Poète français, cofondateur du mouvement surréaliste.
Né Eugène Grindel à Saint-Denis en 1895, ce fils de comptable eut une enfance et une adolescence tranquille jusqu’à l’âge de seize ans où la tuberculose l’obligea à rejoindre un sanatorium à Davos, en Suisse. De retour en France un an et demi plus tard, il fut mobilisé pour la Première Guerre Mondiale. L’inhalation de gaz toxique dans les tranchées affecta ses bronches, et, démobilisé, il rentra pour épouser Elena Dmitievna Diakanova (Gala), qu’il a rencontré au sanatorium et qui sera l’inspiration d’un grand nombre de ses poèmes amoureux.
Pendant sa convalescence, il lit de nombreux oeuvres de poésie, dont ceux d’Arthur Rimbaud. Malgré la souffrance qui pèse sur ses écrits, il est mû par le désir de changer le monde et d’en réduire la misère. Il publie « Le devoir et l’inquiétude » (1917) et « Poèmes pour la paix » (1918), premiers recueils d’une oeuvre riche de plus de soixante-dix ouvrages. En 1919, Eluard rencontre André Breton et Louis Aragon, avec qui il entretiendra des relations jusqu’en 1938. Jusqu’alors membres actifs du dadaïsme, ce groupe de jeunes auteurs s’en va bientôt vers le surréalisme.
Dérivé du dadaïsme, qui prône le nihilisme, le renversement de l’ordre établi et la dérision, le surréalisme puise son inspiration dans l’expression de la pensée, en l’absence de tout contrôle de la raison. Eluard est alors l’un des signataires du premier manifeste surréaliste, et ces nouvelles fréquentations influenceront son oeuvre de cette période. Il commence recourir à l’«écriture automatique», au cours duquel l’auteur produit un flot ininterrompu de mots sans sujet préconçu ni contrôle qui au-delà de l’absence de logique apparente était censée être le reflet de la pensée inconsciente.
Après l’échec de son mariage, Eluard disparaît de Paris et les rumeurs de sa mort commencent à courir. Il est en fait parti pour un voyage autour du monde de sept mois au cours duquel il visite Panama, la Nouvelle Zélande, l’Australie, l’Inde ou encore Ceylan. De retour à Paris, il reprend sa place dans le mouvement surréaliste, en s’occupant des revues « Révolution Surréaliste » et « Surréalisme au Service de la Révolution ».

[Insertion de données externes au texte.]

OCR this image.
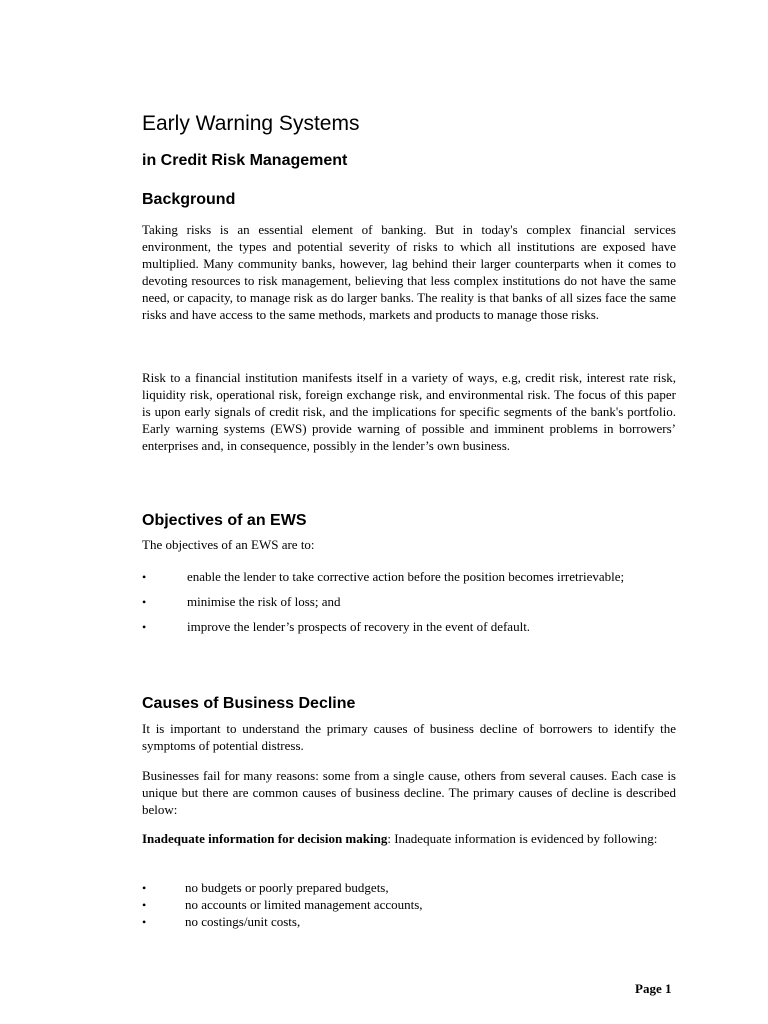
Early Warning Systems
in Credit Risk Management
Background

Taking risks is an essential element of banking. But in today's complex financial services environment, the types and potential severity of risks to which all institutions are exposed have multiplied. Many community banks, however, lag behind their larger counterparts when it comes to devoting resources to risk management, believing that less complex institutions do not have the same need, or capacity, to manage risk as do larger banks. The reality is that banks of all sizes face the same risks and have access to the same methods, markets and products to manage those risks.

Risk to a financial institution manifests itself in a variety of ways, e.g, credit risk, interest rate risk, liquidity risk, operational risk, foreign exchange risk, and environmental risk. The focus of this paper is upon early signals of credit risk, and the implications for specific segments of the bank's portfolio. Early warning systems (EWS) provide warning of possible and imminent problems in borrowers’ enterprises and, in consequence, possibly in the lender’s own business.

Objectives of an EWS

The objectives of an EWS are to:

•	enable the lender to take corrective action before the position becomes irretrievable;
•	minimise the risk of loss; and
•	improve the lender’s prospects of recovery in the event of default.
Causes of Business Decline

It is important to understand the primary causes of business decline of borrowers to identify the symptoms of potential distress.

Businesses fail for many reasons: some from a single cause, others from several causes. Each case is unique but there are common causes of business decline. The primary causes of decline is described below:

Inadequate information for decision making: Inadequate information is evidenced by following:

•	no budgets or poorly prepared budgets,
•	no accounts or limited management accounts,
•	no costings/unit costs,

Page 1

En 1926, la publication de « Capitale de la Douleur » établit définitivement sa réputation en tant que poète. Il explore, avec André Breton, les chemins du désordre mental dans « L’immaculée conception » (1930), et ses poèmes dans « La Rose publique » (1934) et « Les Yeux fertiles » (1936) sont considérées comme les plus grands chefs d’oeuvre du mouvement surréaliste.

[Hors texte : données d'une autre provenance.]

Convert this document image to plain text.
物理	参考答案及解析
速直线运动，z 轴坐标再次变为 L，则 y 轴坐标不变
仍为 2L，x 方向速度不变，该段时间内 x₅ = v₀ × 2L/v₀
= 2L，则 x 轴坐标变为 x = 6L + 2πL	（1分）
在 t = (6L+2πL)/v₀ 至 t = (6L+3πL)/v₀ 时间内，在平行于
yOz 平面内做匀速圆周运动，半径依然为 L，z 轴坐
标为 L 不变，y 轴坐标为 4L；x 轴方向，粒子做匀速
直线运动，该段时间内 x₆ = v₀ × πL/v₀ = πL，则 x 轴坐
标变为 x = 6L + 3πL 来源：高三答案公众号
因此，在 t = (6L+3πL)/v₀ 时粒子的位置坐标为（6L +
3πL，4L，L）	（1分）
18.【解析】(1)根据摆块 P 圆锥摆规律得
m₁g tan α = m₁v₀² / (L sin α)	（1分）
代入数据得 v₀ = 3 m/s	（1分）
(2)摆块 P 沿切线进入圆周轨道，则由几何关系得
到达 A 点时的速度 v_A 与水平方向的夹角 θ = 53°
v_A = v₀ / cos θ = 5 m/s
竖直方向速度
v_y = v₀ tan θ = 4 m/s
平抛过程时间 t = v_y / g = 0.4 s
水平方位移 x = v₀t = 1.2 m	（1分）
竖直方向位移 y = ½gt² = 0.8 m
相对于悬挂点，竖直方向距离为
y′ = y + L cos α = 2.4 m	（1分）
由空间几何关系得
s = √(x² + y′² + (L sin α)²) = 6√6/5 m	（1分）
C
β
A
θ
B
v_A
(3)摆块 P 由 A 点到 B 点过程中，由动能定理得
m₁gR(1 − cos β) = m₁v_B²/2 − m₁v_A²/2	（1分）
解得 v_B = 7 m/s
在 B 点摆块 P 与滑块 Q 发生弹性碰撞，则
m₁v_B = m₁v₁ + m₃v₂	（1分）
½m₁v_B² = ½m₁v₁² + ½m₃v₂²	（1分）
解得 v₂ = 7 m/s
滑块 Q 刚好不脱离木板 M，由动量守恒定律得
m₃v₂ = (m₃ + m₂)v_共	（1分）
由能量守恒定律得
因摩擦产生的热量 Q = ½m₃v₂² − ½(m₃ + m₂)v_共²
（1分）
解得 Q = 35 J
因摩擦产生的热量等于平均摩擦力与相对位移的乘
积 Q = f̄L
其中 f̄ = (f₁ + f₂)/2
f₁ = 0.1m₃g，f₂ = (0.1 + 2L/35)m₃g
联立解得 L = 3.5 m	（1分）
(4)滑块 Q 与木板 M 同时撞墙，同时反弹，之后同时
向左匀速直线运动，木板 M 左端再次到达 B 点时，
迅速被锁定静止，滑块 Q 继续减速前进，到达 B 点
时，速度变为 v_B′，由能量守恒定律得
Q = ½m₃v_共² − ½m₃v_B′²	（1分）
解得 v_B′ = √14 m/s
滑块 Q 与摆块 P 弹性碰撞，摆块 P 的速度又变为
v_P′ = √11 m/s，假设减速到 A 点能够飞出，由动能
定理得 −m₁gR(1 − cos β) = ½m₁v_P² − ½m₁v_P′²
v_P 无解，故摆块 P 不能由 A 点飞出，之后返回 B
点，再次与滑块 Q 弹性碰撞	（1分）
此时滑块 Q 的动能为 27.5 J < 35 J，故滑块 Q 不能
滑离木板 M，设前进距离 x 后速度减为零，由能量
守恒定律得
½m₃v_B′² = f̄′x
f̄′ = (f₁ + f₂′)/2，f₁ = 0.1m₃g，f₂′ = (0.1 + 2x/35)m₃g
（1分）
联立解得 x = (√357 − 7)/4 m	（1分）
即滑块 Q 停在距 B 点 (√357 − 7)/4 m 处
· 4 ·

Une nouvelle fois, la guerre (cette fois la guerre civile espagnole) exalte son oeuvre, et il est mobilisé de nouveau en 1938. Pendant l’occupation, il se joint à la Résistance, participe à la création et la fourniture de faux papiers et à la distribution de la littérature clandestine. « Poésie et vérité » (1942) attire sur lui l’attention de l’occupant, l’obligeant à changer de résidence tous les mois. Fuyant la Gestapo, il se cache dans un asile psychiatrique, où la vie et la misère des patients le bouleversent. C’est pendant ces mois qu’il écrit « Souvenirs de la maison des fous » (1946), qui sera publié après guerre. Ses poèmes sur la résistance et l’occupation, dont « Au rendez-vous allemand » (1944) et « Dignes de vivre » (1944), écrits parfois sous les pseudonymes Jean du Hault et Maurice Hervent, participèrent à soutenir le moral des français. Dans le même temps, il adhère au parti Communiste, dont la proximité l’avait déjà éloigné des surréalistes.
En 1946, il publie « Poésie ininterrompue », composé de cinq poèmes, et « Le désir de durer », illustré par Chagall. La mort de Nusch, sa seconde femme, le frappe douloureusement la même année. Il continue à composer des poèmes populaires comme « Le phénix » (1952) et à militer pour les idées communistes, visitant plusieurs pays comme ambassadeur de la nouvelle poésie. Il meurt à cinquante-six ans en 1952 à Charenton-le-Pont.